Turkey’s Syria policy problem

Syria is officially now Turkey’s number one foreign policy problem, as stated by Turkish President Abdullah Gül before leaving for New York on Sept. 20 to attend a series of United Nations General Assembly meetings.

He also said this: “Wars are never desired, but if you are not ready for war, then you cannot prevent wrongdoings. This is how it should be perceived. Turkey has no desire for war [in Syria].” It is interesting for Gül to bridge two sentences, pointing in not quite the same direction with the short one about perception, as he is in a position to see and get worried that Turkey’s perception regarding the Syrian crisis will lead to an intervention sooner rather than later.

And it is not only the international scene. Almost an hour before Gül’s press conference, Muharrem Yılmaz, the chairman of the Turkish Industry and Business Association (TÜSİAD), the top business club in the country, was criticizing the government because of its Syria policy, which has been proved to be “not effective and caused Turkey to be seen as if it is a side in the war.” Yılmaz also said that TÜSİAD, “hopes and expects Turkish foreign policy to be directed in an axis in line with its deep-rooted peaceful traditions, which place our country on the side of solutions, not conflicts.”
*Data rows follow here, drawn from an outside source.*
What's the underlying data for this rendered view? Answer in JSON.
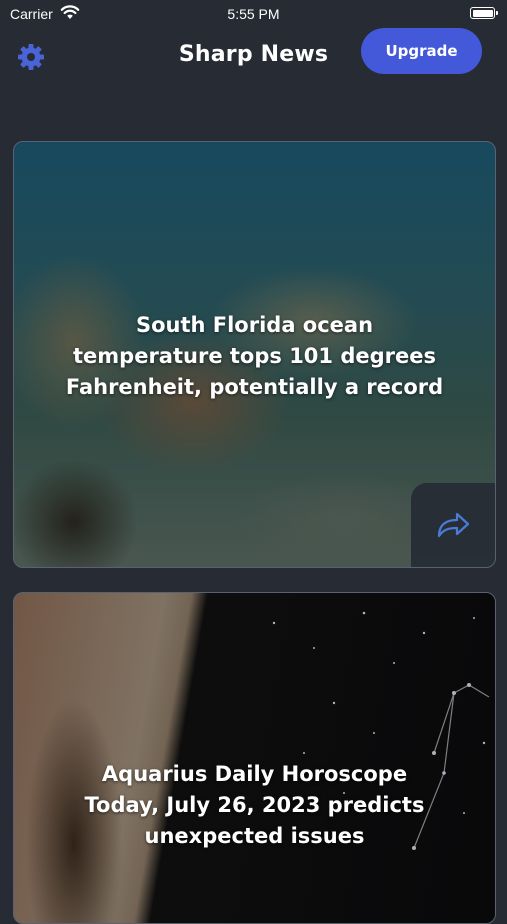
{
  "status_bar": {
    "carrier": "Carrier",
    "time": "5:55 PM"
  },
  "header": {
    "title": "Sharp News",
    "upgrade_label": "Upgrade",
    "settings_icon": "gear-icon",
    "accent_color": "#4359d9"
  },
  "articles": [
    {
      "title": "South Florida ocean temperature tops 101 degrees Fahrenheit, potentially a record",
      "title_lines": [
        "South Florida ocean",
        "temperature tops 101 degrees",
        "Fahrenheit, potentially a record"
      ],
      "share_icon": "share-icon"
    },
    {
      "title": "Aquarius Daily Horoscope Today, July 26, 2023 predicts unexpected issues",
      "title_lines": [
        "Aquarius Daily Horoscope",
        "Today, July 26, 2023 predicts",
        "unexpected issues"
      ]
    }
  ]
}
This “hope” is actually one of the strongest foreign policy criticisms of Tayyip Erdoğan’s government’s foreign policy in Turkey so far, other than those offered by the opposition political parties.
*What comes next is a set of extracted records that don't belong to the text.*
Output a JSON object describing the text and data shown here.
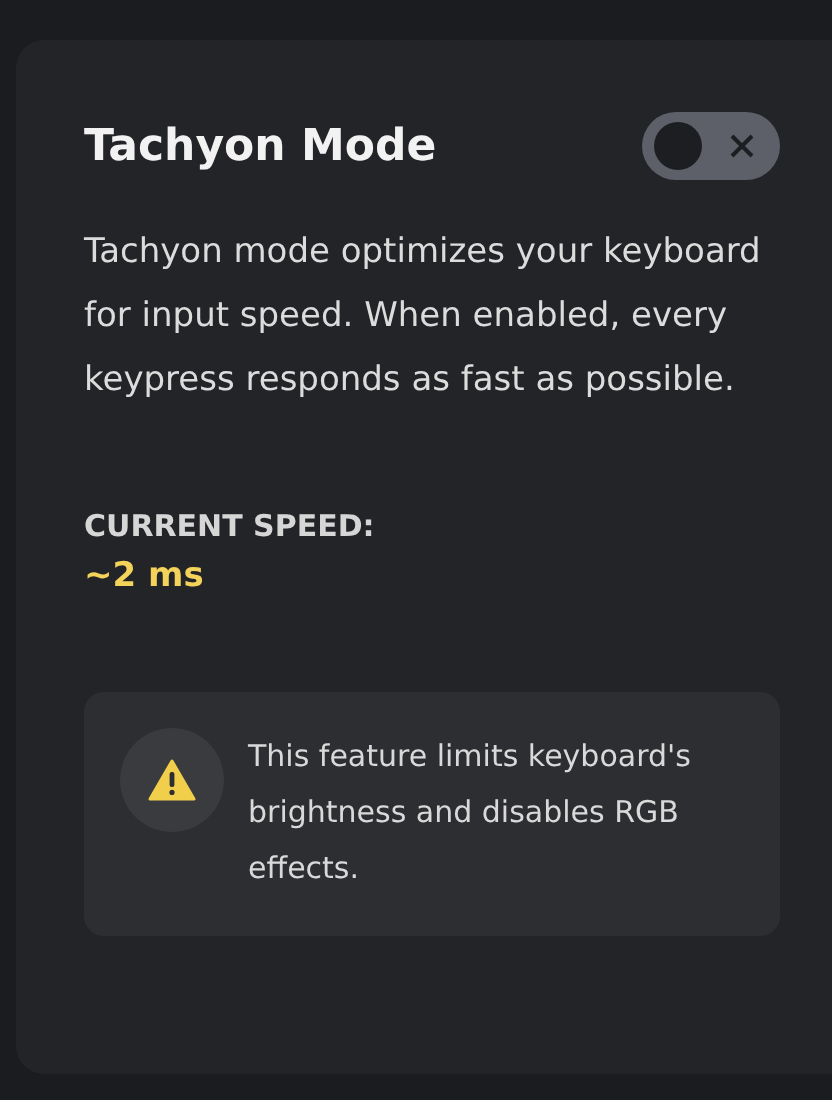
{
  "title": "Tachyon Mode",
  "toggle": {
    "on": false
  },
  "description": "Tachyon mode optimizes your keyboard for input speed. When enabled, every keypress responds as fast as possible.",
  "speed": {
    "label": "CURRENT SPEED:",
    "value": "~2 ms"
  },
  "warning": {
    "text": "This feature limits keyboard's brightness and disables RGB effects."
  }
}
Political parties have stepped up their stances as well. The main opposition CHP leader Kemal Kılıçdaroğlu had announced days before that he would join a “No to War” demonstration on Friday evening in the southern city of Adana, close to the Syrian border, host to a major air force base name İncirlik, and also open to NATO and U.S. operations. Selahattin Demirtaş, the co-chairman of the Kurdish-problem-focused Peace and Democracy Party (BDP) also told the Hürriyet Daily News that “developments in Syria might come to a stage to block the Kurdish peace process in Turkey.” He claims that the government is turning a blind eye, at the very least, to support received from Turkish soil to radical Islamists in Syria, who are attacking Kurds there.

Foreign Minister Ahmet Davutoğlu and Prime Minister Erdoğan’s chief political advisor, Yalçın Akdoğan, had to make public explanations last week to say that the Turkish government has no links with, nor supports, al-Qaeda-affiliated groups like al-Nusra or the Islamic State of Iraq and Sham (ISIS) in Syria, which use terrorist methods. That defense by Turkey, a NATO member and EU candidate, shows by itself the seriousness of the situation. 

A German Marshall Fund survey conducted last week showed that more than 70 percent of Turkish people were against military involvement in the Syrian civil war. Government rhetoric starting with questions like, “could we sit and watch the misery of people under the fire of Bashar al-Assad?” are no longer effective on people, who are able to distinguish between helping refugees and causing the perception of being a side in a neighbor’s civil war. Most Turkish people do not want to take sides between the brutality of the al-Assad regime and the naked violence of al-Qaeda-linked groups.

Gül is right in the sense that Syria is now the number one foreign policy problem of Turkey, but it is time to discuss whether the problems with the government’s own Syria policy up to now have made it the number one problem.